Have fun with creative rewards. Our students earn “Bulldog bucks,” paper money with a picture of our school mascot, as a reward for positive behavior, like picking up somebody’s books in the hallway or helping another student solve a thorny math problem. All students have to do is follow our Respect School, Self, and Others motto. Bus drivers hand out three dollars for good behavior on the bus. Substitute teachers hand out two dollar bills to students who follow directions, help others, and show respect and responsibility. Teachers and other staff members hand out one dollar bills. When students earn enough money, they can shop in the “Dog Pound” (our school store), where they can buy everything from school supplies to apparel, like hats and tee shirts. Ninety percent of the items in the store are donated by parents, while the rest of the merchandise comes from PBIS grant money. Sixth and seventh graders love shopping in the Dog Pound, but we had to up the ante for older students, who use their Bulldog bucks to get into the Dog Pound Café, during lunch.  The Café is an eighth grade hangout with Wii, air hockey, a variety of board games and puzzles, couches, chairs, and a flat screen TV—all from donated funds.

Lynne Harrison

Lynn Harrison

Match students with mentors. We have a year-long mentoring program for kids who are struggling behaviorally or academically. Grade-level team leaders match students with educators who volunteer to monitor and work with a particular student. If the student and teacher already have a great relationship, students are more likely to work hard for their mentor and strive to improve their behavior or grades. Members of Redland’s Instructional Leadership Team also work with mentees after school once a month to support academic achievements as well as build personal relationships. In addition, Redland runs a chapter of Courageous Young Men, a program that nurtures young men academically, socially, and emotionally.
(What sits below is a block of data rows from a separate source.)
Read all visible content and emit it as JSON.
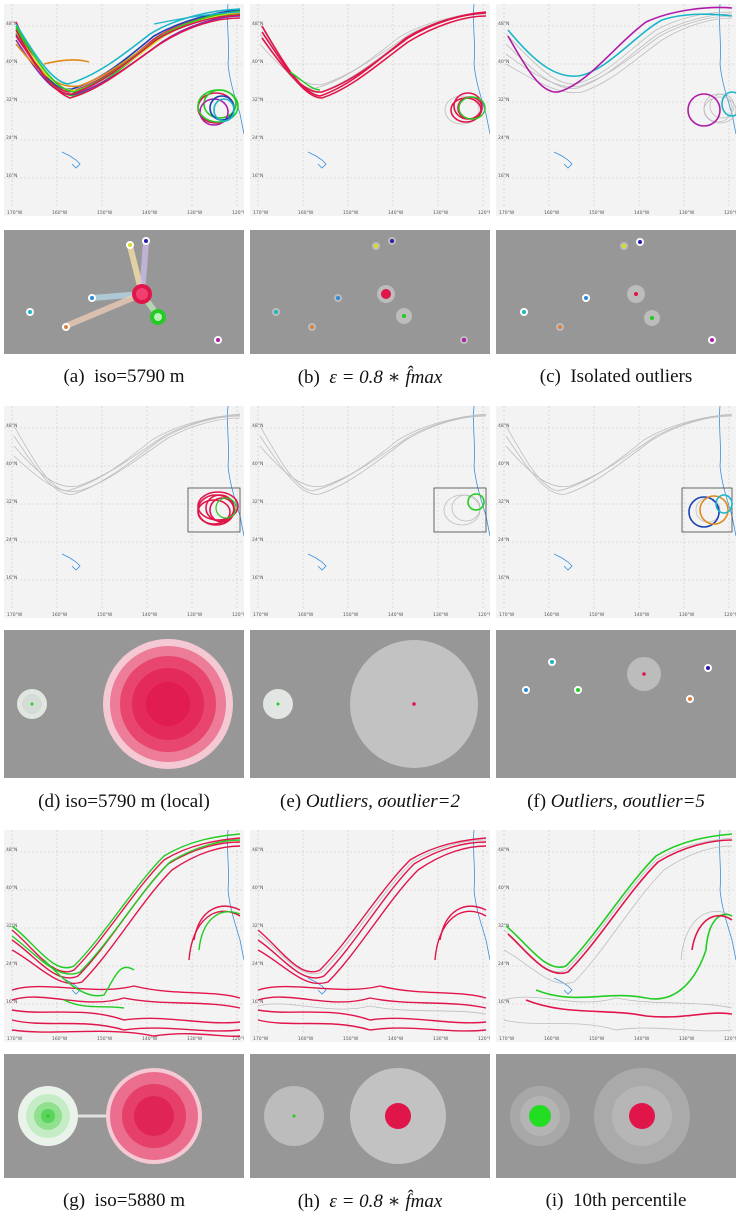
{
  "captions": [
    {
      "id": "a",
      "letter": "(a)",
      "text": "iso=5790 m"
    },
    {
      "id": "b",
      "letter": "(b)",
      "text": "ε = 0.8 ∗ f̂max"
    },
    {
      "id": "c",
      "letter": "(c)",
      "text": "Isolated outliers"
    },
    {
      "id": "d",
      "letter": "(d)",
      "text": "iso=5790 m (local)"
    },
    {
      "id": "e",
      "letter": "(e)",
      "text": "Outliers, σoutlier=2"
    },
    {
      "id": "f",
      "letter": "(f)",
      "text": "Outliers, σoutlier=5"
    },
    {
      "id": "g",
      "letter": "(g)",
      "text": "iso=5880 m"
    },
    {
      "id": "h",
      "letter": "(h)",
      "text": "ε = 0.8 ∗ f̂max"
    },
    {
      "id": "i",
      "letter": "(i)",
      "text": "10th percentile"
    }
  ],
  "map_axes": {
    "lat_ticks": [
      "48°N",
      "40°N",
      "32°N",
      "24°N",
      "16°N"
    ],
    "lon_ticks": [
      "170°W",
      "160°W",
      "150°W",
      "140°W",
      "130°W",
      "120°W"
    ]
  },
  "colors": {
    "red": "#e0154a",
    "green": "#22cc22",
    "gray_line": "#bdbdbd",
    "panel_bg": "#979797",
    "coast": "#3a8fd9"
  }
}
Get student input on behavior contracts. Customized behavior contracts help keep some students on track. Rather than a long laundry list, contracts consist of just two to three goals that the students help to identify. If a student is an English Language Learner or receives special education services, we also get input from the educators in that department.

Teach social and emotional skills. Students have a 20-minute advisory period class each day after third period. Weekly lessons center on learning social and emotional skills, such as friendship, bullying, and conflict resolution and academic skills, such as organizing and good study habits. Each month, the lessons highlight a theme: one month, respect; the next month, responsibility; and the next, caring. During the other four days of advisory period, students can sign out and go see another teacher for extra help or work on their own work during that class period.

Work through minor incidents. Teachers are taught the difference between what warrants an MIR (minor incident report) and what warrants an automatic referral. When a student misbehaves, we file an MIR and follow a series of steps to address the issue. The first time a student doesn’t follow the code of Redland Respect, the teacher gives the student a warning and records the incident in MyMCPS, a web-based data tool that’s a one-stop portal for staff. The second time the teacher might have lunch with the student and perhaps notify the parents, as well as documenting the incident in MyMCPS. The third step is the same as the second. If there’s a fourth incident, the student is referred to our office administrators who meet with the student and phone home. If needed, we make mental health services referrals for students and parents.